F3: Consists of 723,286 shares of Series C Convertible Preferred Stock held by KPCB XVI that automatically converted into 723,286 shares of Common Stock, and 24,760 shares of Series C Convertible Preferred Stock held by KPCB XVI Founders that automatically converted into 24,760 shares of Common Stock.

F4: Consists of 95,683 shares of Series D Convertible Preferred Stock held by KPCB XVI that automatically converted into 95,683 shares of Common Stock, and 3,275 shares of Series D Convertible Preferred Stock held by KPCB XVI Founders that automatically converted into 3,275 shares of Common Stock.

F5: The Series E Convertible Preferred Stock automatically converted immediately prior to the closing of the Issuer's initial public offering and had no expiration date. 22,594 outstanding shares of Series E Convertible Preferred Stock automatically converted into 23,294 shares of Common Stock.
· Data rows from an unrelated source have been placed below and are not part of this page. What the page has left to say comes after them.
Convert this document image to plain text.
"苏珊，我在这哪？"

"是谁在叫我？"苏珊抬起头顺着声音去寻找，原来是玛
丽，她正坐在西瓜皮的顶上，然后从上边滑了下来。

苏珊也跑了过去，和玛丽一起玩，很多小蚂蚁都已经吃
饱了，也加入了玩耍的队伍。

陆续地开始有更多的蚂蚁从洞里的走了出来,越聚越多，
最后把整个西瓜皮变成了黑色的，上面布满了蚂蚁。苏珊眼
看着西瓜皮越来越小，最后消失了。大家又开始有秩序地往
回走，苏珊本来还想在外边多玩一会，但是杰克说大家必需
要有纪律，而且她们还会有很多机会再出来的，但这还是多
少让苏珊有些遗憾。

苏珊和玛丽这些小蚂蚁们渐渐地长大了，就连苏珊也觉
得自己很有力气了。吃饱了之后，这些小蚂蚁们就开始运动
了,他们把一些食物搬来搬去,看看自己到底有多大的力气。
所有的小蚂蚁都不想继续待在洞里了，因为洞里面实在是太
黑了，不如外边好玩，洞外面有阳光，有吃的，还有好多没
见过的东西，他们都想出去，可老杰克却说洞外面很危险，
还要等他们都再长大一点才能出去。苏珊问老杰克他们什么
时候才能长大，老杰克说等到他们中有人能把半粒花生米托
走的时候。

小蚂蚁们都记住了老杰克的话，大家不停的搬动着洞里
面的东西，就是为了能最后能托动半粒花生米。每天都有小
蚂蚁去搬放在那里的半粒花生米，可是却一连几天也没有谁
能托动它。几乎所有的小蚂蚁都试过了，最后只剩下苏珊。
F6: Consists of 21,846 shares of Series E Convertible Preferred Stock held by KPCB XVI that automatically converted into 22,523 shares of Common Stock, and 748 shares of Series E Convertible Preferred Stock held by KPCB XVI Founders that automatically converted into 771 shares of Common Stock.

F7: The Series F Convertible Preferred Stock automatically converted immediately prior to the closing of the Issuer's initial public offering and had no expiration date. 171,064 outstanding shares of Series F Convertible Preferred Stock automatically converted into 194,618 shares of Common Stock.

F8: Consists of 165,402 shares of Series F Convertible Preferred Stock held by KPCB XVI that automatically converted into 188,177 shares of Common Stock, and 5,662 shares of Series F Convertible Preferred Stock held by KPCB XVI Founders that automatically converted into 6,441 shares of Common Stock.